Крестьянин уселся на свое место, обсосал свои пальцы, испачканные жиром.
— Ипи, — сказал Джехутимес, — я могу изваять тебя. В камне или гипсе. Могу подарить тебе глыбу базальта. Но я не могу передать тебе ни клочка земли.
— А попросить? — с надеждой спросил крестьянин.
— Кого попросить?
— Все равно кого: его величество — жизнь, здоровье, сила! Носителя опахала справа от царя, начальника всех земель. Да мало ли кого? Милости — для меня. Только и всего.
— Ипи, вся ли твоя деревня голодает?
— Почти вся, господин великий!
— Им земля не нужна, твоим соседям?
— Наверное, нужна.
— Допустим, ты получишь, а — они?
Крестьянин задумался. Вернее, не мог уразуметь, при чем — он и при чем — они? Но вдруг смекнул:
— Господин великий, дни моей жизни исчисляются днями, а их — месяцами. Вот и заключи отсюда: кто в самом бедственном положении в деревне Лягушечий Помет?
— Ты! — крикнул лавочник. — Ты! Я знаю все. Я знаю все!
— Наверное, так, — пробормотал удрученный ваятель. — Наверное, так…
Крестьянин бросился на колени перед Джехутимесом. Ваятель попытался поставить его на ноги, но тщетно. Этот костлявый крестьянин оказался очень тяжелым. К тому же сопротивлялся этому.

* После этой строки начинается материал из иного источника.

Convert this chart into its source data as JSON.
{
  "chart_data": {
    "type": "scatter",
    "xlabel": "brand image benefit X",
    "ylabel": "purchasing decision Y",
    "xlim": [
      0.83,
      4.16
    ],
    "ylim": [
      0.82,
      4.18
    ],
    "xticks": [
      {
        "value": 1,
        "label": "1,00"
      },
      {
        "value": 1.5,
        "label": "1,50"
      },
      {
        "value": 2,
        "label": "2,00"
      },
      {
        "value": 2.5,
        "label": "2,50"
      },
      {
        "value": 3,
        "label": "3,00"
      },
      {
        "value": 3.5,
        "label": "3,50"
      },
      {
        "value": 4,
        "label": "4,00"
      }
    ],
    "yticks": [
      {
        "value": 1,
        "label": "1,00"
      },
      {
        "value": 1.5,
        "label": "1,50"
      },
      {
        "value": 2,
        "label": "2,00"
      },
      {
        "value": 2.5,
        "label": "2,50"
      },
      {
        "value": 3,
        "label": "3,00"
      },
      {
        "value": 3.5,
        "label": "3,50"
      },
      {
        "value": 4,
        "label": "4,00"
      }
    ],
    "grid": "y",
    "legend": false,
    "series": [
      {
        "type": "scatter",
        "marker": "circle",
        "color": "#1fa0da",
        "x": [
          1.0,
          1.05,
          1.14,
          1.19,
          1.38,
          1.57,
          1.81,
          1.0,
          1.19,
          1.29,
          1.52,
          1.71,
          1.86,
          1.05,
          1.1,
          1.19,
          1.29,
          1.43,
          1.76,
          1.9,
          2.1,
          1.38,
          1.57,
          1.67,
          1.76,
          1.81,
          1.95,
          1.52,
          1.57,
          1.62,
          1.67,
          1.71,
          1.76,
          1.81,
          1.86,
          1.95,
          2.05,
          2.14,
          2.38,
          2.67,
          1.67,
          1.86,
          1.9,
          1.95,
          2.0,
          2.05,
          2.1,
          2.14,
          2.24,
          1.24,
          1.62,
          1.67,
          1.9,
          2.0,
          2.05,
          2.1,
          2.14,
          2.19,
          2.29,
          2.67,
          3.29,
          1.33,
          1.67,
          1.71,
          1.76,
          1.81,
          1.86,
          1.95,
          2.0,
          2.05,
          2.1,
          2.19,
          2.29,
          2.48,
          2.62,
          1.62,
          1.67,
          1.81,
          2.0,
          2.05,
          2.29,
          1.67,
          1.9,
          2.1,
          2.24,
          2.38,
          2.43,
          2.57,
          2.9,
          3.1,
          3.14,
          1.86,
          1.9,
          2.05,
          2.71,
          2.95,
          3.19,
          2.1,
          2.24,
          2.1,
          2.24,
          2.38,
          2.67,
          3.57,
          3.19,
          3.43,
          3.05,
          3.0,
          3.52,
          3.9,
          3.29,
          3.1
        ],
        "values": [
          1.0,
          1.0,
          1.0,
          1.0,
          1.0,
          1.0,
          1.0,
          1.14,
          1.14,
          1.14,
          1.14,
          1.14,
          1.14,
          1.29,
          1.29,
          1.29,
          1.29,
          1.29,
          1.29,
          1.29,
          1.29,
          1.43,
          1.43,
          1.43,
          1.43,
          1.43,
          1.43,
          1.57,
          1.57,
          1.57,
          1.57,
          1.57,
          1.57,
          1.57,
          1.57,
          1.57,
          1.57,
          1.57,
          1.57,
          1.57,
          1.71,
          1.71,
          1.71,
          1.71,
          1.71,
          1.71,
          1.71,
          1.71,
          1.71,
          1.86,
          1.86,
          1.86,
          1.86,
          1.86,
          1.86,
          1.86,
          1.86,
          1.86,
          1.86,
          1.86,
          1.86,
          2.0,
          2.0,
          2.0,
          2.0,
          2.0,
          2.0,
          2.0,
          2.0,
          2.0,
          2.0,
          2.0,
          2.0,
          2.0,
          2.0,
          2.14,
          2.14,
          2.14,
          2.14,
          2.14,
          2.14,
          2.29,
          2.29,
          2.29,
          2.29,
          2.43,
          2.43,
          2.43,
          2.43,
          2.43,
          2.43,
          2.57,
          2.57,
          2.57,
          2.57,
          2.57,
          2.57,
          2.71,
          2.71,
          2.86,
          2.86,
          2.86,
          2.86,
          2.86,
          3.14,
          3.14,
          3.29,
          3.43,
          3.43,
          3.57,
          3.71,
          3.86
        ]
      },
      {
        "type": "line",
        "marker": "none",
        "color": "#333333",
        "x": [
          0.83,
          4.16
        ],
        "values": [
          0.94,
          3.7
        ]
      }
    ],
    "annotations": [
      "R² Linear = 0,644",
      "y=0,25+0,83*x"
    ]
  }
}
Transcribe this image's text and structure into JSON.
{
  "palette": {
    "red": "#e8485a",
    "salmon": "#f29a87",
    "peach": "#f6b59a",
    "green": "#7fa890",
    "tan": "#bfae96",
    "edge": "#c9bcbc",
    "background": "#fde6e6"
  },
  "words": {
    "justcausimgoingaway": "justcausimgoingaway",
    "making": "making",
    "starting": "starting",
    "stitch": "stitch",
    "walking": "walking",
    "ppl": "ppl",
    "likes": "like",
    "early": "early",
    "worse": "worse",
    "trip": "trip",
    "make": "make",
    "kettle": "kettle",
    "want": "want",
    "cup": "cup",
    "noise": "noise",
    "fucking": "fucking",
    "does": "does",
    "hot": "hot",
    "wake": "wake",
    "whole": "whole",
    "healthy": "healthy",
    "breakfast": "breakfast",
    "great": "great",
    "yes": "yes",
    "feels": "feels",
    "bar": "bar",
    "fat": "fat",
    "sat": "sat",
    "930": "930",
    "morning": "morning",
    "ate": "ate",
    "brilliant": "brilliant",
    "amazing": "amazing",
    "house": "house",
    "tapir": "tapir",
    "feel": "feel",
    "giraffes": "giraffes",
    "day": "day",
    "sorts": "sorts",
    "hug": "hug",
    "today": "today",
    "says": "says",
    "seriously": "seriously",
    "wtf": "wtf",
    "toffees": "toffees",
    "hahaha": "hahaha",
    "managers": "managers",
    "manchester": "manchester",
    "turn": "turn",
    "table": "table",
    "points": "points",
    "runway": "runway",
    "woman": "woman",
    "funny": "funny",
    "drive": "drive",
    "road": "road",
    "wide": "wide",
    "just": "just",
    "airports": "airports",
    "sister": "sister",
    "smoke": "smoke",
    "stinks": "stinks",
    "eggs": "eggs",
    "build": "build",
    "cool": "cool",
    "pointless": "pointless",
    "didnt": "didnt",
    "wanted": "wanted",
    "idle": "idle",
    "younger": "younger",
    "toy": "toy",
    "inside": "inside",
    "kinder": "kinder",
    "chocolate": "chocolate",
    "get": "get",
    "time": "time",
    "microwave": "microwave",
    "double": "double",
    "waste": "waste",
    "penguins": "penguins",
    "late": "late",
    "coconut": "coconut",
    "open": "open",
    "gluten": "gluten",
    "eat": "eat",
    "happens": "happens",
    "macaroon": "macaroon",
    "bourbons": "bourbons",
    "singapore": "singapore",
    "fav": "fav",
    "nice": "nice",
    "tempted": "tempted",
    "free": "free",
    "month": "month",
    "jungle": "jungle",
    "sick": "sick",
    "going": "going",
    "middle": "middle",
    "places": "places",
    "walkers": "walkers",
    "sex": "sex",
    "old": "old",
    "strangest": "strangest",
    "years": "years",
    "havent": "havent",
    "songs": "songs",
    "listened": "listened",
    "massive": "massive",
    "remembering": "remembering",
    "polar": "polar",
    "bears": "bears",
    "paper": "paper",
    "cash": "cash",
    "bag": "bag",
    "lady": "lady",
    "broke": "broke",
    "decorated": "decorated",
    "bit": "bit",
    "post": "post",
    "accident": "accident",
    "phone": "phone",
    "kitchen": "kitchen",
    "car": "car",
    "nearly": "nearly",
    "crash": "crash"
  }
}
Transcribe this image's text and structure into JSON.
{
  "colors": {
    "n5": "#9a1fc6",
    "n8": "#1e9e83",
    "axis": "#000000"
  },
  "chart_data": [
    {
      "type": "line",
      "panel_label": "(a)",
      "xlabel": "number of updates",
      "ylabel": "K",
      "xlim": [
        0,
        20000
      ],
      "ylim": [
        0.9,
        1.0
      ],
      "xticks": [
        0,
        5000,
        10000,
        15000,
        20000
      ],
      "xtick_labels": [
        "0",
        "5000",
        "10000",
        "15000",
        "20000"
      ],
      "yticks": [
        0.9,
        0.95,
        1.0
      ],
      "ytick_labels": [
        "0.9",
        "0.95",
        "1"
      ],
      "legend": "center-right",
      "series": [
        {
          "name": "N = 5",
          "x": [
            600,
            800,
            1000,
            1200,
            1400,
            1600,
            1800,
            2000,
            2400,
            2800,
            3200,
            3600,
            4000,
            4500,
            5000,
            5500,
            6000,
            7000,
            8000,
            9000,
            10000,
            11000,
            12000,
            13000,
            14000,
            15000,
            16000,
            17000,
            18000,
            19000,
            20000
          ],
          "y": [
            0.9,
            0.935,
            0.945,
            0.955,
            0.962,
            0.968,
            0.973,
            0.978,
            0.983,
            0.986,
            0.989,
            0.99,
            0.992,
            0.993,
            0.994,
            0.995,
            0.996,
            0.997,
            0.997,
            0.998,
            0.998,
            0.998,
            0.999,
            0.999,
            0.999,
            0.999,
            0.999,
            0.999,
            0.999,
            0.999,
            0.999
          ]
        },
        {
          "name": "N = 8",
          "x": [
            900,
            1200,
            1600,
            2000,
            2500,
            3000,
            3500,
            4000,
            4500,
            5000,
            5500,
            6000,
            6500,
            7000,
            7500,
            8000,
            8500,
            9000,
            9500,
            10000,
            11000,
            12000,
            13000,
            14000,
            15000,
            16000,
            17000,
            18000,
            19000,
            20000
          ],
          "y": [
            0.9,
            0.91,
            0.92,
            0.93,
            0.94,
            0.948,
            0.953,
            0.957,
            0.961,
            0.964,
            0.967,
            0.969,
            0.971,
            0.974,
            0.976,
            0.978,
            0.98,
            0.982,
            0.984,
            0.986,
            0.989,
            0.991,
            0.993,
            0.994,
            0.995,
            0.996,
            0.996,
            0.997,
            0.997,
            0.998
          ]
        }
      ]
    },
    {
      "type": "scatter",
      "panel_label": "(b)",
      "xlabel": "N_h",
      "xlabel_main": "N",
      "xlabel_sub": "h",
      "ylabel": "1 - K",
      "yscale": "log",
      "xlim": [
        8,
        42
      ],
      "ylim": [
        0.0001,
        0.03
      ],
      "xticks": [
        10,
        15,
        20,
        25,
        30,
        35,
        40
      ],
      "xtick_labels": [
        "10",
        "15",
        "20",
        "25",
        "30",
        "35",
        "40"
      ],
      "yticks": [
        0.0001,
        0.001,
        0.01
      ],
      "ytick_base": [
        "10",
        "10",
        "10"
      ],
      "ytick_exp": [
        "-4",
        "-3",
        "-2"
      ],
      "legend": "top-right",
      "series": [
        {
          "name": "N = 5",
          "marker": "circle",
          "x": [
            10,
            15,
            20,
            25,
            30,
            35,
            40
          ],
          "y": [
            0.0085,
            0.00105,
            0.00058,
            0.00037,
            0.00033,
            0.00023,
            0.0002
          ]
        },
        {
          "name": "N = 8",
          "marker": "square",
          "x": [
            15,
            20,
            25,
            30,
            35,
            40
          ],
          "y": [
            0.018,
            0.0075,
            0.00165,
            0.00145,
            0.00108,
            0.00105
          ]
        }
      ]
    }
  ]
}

— Господин великий, — продолжал Ипи, чуть не плача, — скажи мне, ответь мне на мой один вопрос: почему мы, пашущие, возделывающие злаки, вскармливающие скот и посылающие наших детей умирать в далеких походах, должны дохнуть с голоду? Почему нет у нас земли, когда мы без нее не можем? Это все равно что жреца оставить без жертвенника, сапожника — без молотка, рыболова — без сетей.
— У вас должна быть земля, — сказал ваятель. — Это я могу обойтись без земли.
— Это правда! Это правда! — воскликнул крестьянин. — Наш фараон — жизнь, здоровье, сила! — говорил то же самое. Правда, давно говорил. Но мы не видим земли! Где она?
— Я завтра же навещу его светлость Туту, — пообещал Джехутимес. — Я скажу ему: вот крестьянин Ини, у него нет земли…
— Есть, но очень мало, — поправил его дотошный Ипи.
— Есть, но очень мало…
— Если стою на ней, то уж курице негде ступить.
— Я все это расскажу его светлости Туту. А потом я зайду сюда и передам его слова Усерхету.
Крестьянин достал, из дорожной сумки кусок грязного папируса. Протянул его ваятелю:
— Вот здесь все сказано. Это писал наш деревенский писец.
— Хорошо, Ипи, я оставлю твою жалобу у себя.
Крестьянин бросился целовать ваятелю ноги. Смущенный Джехутимес с мольбою смотрел на лавочника, давая понять, что ему неловко, очень тяжело.
— Почему же? — возразил лавочник. — Пускай Ипи изольет душу. Его не убудет, если поцелует ноги такому великому человеку.